Mais pendant que l’on discute encore au niveau fédéral, le canton de Genève est déjà passé aux actes. Depuis le 1er janvier 2008, ceux qui le veulent peuvent déposer leur arme d’ordonnance à l’arsenal. Et certains autres cantons s’acheminent dans la même direction.

Dans certains cantons, en revanche, de telles propositions ont été rejetées pour motif qu’il s’agit d’une compétence de la Confédération. Pour autant, le risque de se retrouver avec une mosaïque de dispositions cantonales augmente.

swissinfo, Sonia Fenazzi
(Traduction de l’italien: Olivier Pauchard)

Lundi, les députés ont dit oui du bout des lèvres, par 92 voix contre 90 et 7 abstentions, à la création d’un registre national des armes à feu. Une idée défendue dans sa motion par Joseph Lang (Verts).

On estime qu’il y a environ 2,3 millions d’armes à feu en circulation en Suisse, dont 1,7 million d’armes de service.

En moyenne, quelque 430 armes de service (pistolets et fusils d’assaut) sont perdues ou volée chaque année.

Tradition: la tradition de l’arme de service et de la munition de poche à la maison a été fixée dans la loi à la fin du 19e siècle.

Suicides: Suite à l’augmentation du nombre de suicides commis avec des armes militaires, la distribution de munitions a été suspendue en 1898. Elle a été réintroduite lors de la Seconde Guerre mondiale.

Polémique: la polémique a recommencé dans les années 1980 et, en septembre 2007, le Parlement a décidé d’abolir la munition de poche (avec cependant quelques exceptions).

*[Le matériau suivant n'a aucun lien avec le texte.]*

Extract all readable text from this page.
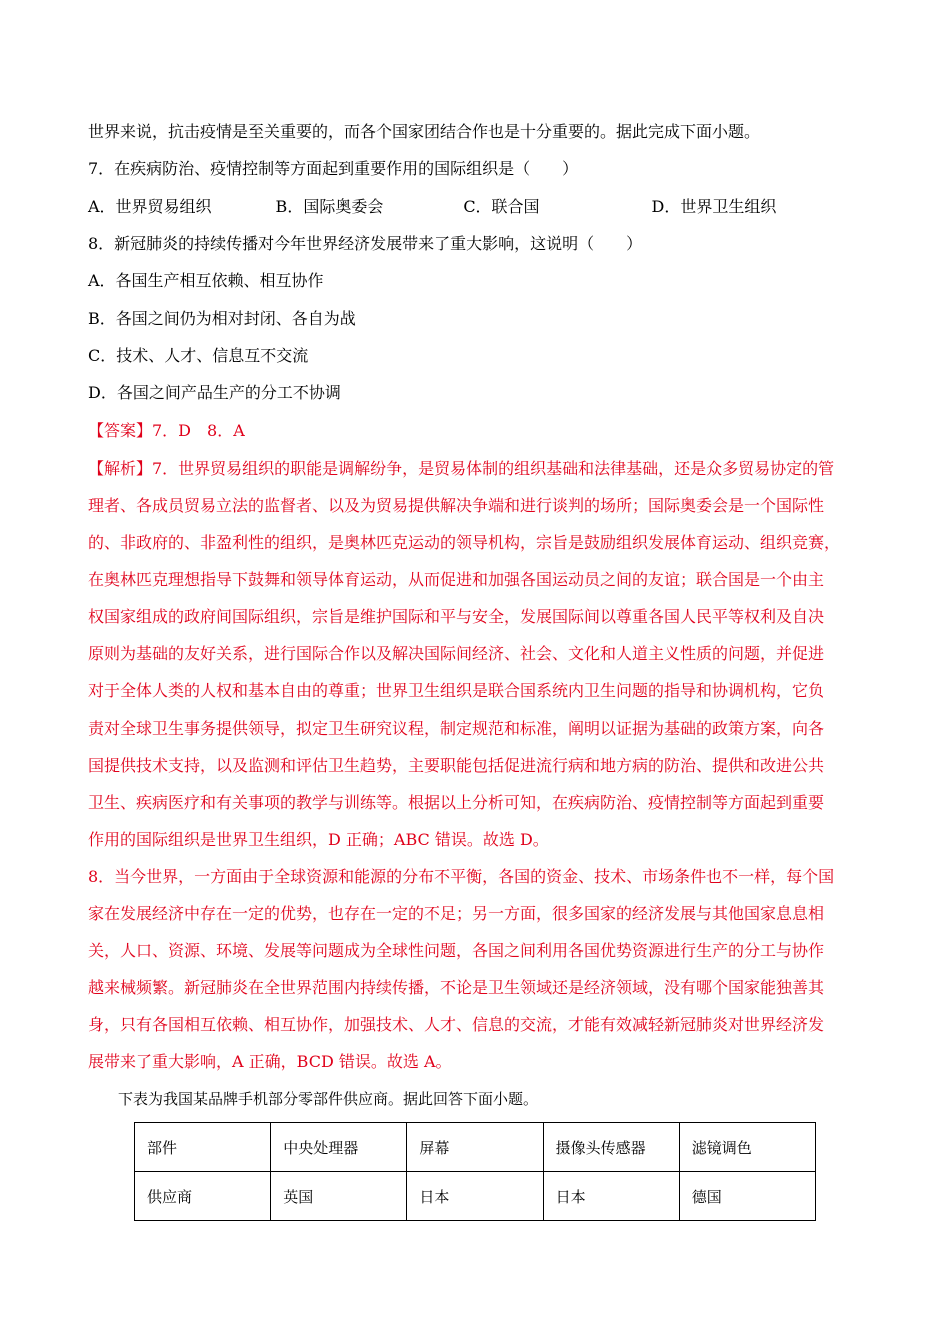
世界来说，抗击疫情是至关重要的，而各个国家团结合作也是十分重要的。据此完成下面小题。
7．在疾病防治、疫情控制等方面起到重要作用的国际组织是（　　）
A．世界贸易组织　　　　B．国际奥委会　　　　　C．联合国　　　　　　　D．世界卫生组织
8．新冠肺炎的持续传播对今年世界经济发展带来了重大影响，这说明（　　）
A．各国生产相互依赖、相互协作
B．各国之间仍为相对封闭、各自为战
C．技术、人才、信息互不交流
D．各国之间产品生产的分工不协调
【答案】7．D　8．A
【解析】7．世界贸易组织的职能是调解纷争，是贸易体制的组织基础和法律基础，还是众多贸易协定的管
理者、各成员贸易立法的监督者、以及为贸易提供解决争端和进行谈判的场所；国际奥委会是一个国际性
的、非政府的、非盈利性的组织，是奥林匹克运动的领导机构，宗旨是鼓励组织发展体育运动、组织竞赛，
在奥林匹克理想指导下鼓舞和领导体育运动，从而促进和加强各国运动员之间的友谊；联合国是一个由主
权国家组成的政府间国际组织，宗旨是维护国际和平与安全，发展国际间以尊重各国人民平等权利及自决
原则为基础的友好关系，进行国际合作以及解决国际间经济、社会、文化和人道主义性质的问题，并促进
对于全体人类的人权和基本自由的尊重；世界卫生组织是联合国系统内卫生问题的指导和协调机构，它负
责对全球卫生事务提供领导，拟定卫生研究议程，制定规范和标准，阐明以证据为基础的政策方案，向各
国提供技术支持，以及监测和评估卫生趋势，主要职能包括促进流行病和地方病的防治、提供和改进公共
卫生、疾病医疗和有关事项的教学与训练等。根据以上分析可知，在疾病防治、疫情控制等方面起到重要
作用的国际组织是世界卫生组织，D 正确；ABC 错误。故选 D。
8．当今世界，一方面由于全球资源和能源的分布不平衡，各国的资金、技术、市场条件也不一样，每个国
家在发展经济中存在一定的优势，也存在一定的不足；另一方面，很多国家的经济发展与其他国家息息相
关，人口、资源、环境、发展等问题成为全球性问题，各国之间利用各国优势资源进行生产的分工与协作
越来械频繁。新冠肺炎在全世界范围内持续传播，不论是卫生领域还是经济领域，没有哪个国家能独善其
身，只有各国相互依赖、相互协作，加强技术、人才、信息的交流，才能有效减轻新冠肺炎对世界经济发
展带来了重大影响，A 正确，BCD 错误。故选 A。
下表为我国某品牌手机部分零部件供应商。据此回答下面小题。
部件	中央处理器	屏幕	摄像头传感器	滤镜调色
供应商	英国	日本	日本	德国
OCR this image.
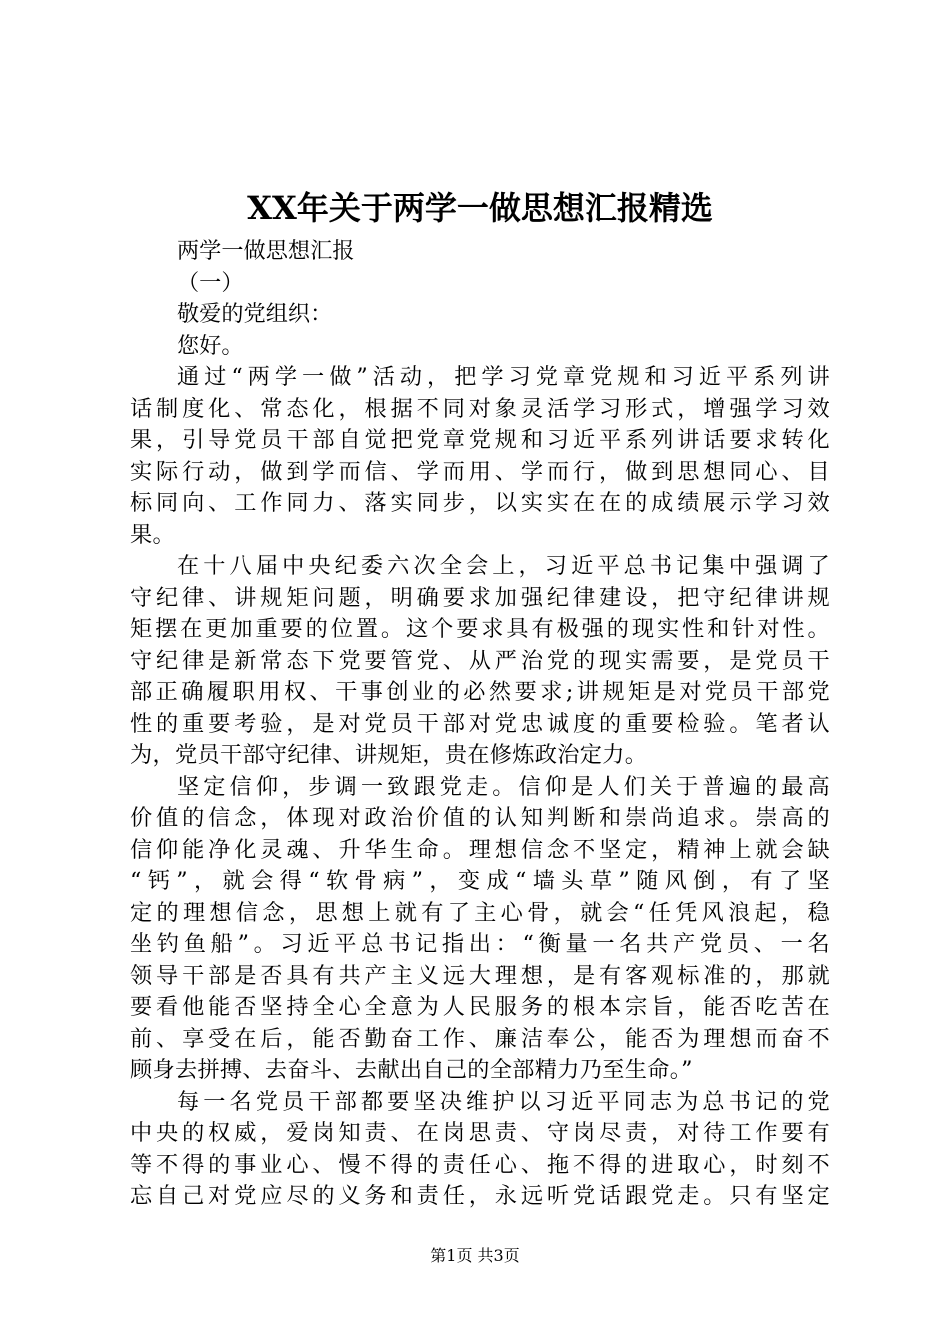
XX年关于两学一做思想汇报精选

两学一做思想汇报

（一）

敬爱的党组织：

您好。

通过“两学一做”活动，把学习党章党规和习近平系列讲
话制度化、常态化，根据不同对象灵活学习形式，增强学习效
果，引导党员干部自觉把党章党规和习近平系列讲话要求转化
实际行动，做到学而信、学而用、学而行，做到思想同心、目
标同向、工作同力、落实同步，以实实在在的成绩展示学习效
果。

在十八届中央纪委六次全会上，习近平总书记集中强调了
守纪律、讲规矩问题，明确要求加强纪律建设，把守纪律讲规
矩摆在更加重要的位置。这个要求具有极强的现实性和针对性。
守纪律是新常态下党要管党、从严治党的现实需要，是党员干
部正确履职用权、干事创业的必然要求;讲规矩是对党员干部党
性的重要考验，是对党员干部对党忠诚度的重要检验。笔者认
为，党员干部守纪律、讲规矩，贵在修炼政治定力。

坚定信仰，步调一致跟党走。信仰是人们关于普遍的最高
价值的信念，体现对政治价值的认知判断和崇尚追求。崇高的
信仰能净化灵魂、升华生命。理想信念不坚定，精神上就会缺
“钙”，就会得“软骨病”，变成“墙头草”随风倒，有了坚
定的理想信念，思想上就有了主心骨，就会“任凭风浪起，稳
坐钓鱼船”。习近平总书记指出：“衡量一名共产党员、一名
领导干部是否具有共产主义远大理想，是有客观标准的，那就
要看他能否坚持全心全意为人民服务的根本宗旨，能否吃苦在
前、享受在后，能否勤奋工作、廉洁奉公，能否为理想而奋不
顾身去拼搏、去奋斗、去献出自己的全部精力乃至生命。”

每一名党员干部都要坚决维护以习近平同志为总书记的党
中央的权威，爱岗知责、在岗思责、守岗尽责，对待工作要有
等不得的事业心、慢不得的责任心、拖不得的进取心，时刻不
忘自己对党应尽的义务和责任，永远听党话跟党走。只有坚定

第1页 共3页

Confiance: Il existe plusieurs demandes pour que les armes de services soient aussi bannies du domicile. Jusqu’à présent, ces propositions ont été refusées. En effet, pour la majorité de droite du Parlement c’est le principe de la confiance accordée au citoyen-soldat qui prévaut.

Opinion publique: en revanche, l’idée de ne plus permettre de conserver des armes de service à la maison fait son chemin auprès de l’opinion publique. C’est la raison pour laquelle les partisans de cette idée ont lancé une initiative parlementaire en ce sens.

Les sociétés de tir, qui comptent plus de 250’000 membres dans toute la Suisse, s’opposent à l’initiative.

Elles estiment en effet que son acceptation mettrait ce sport de masse en danger.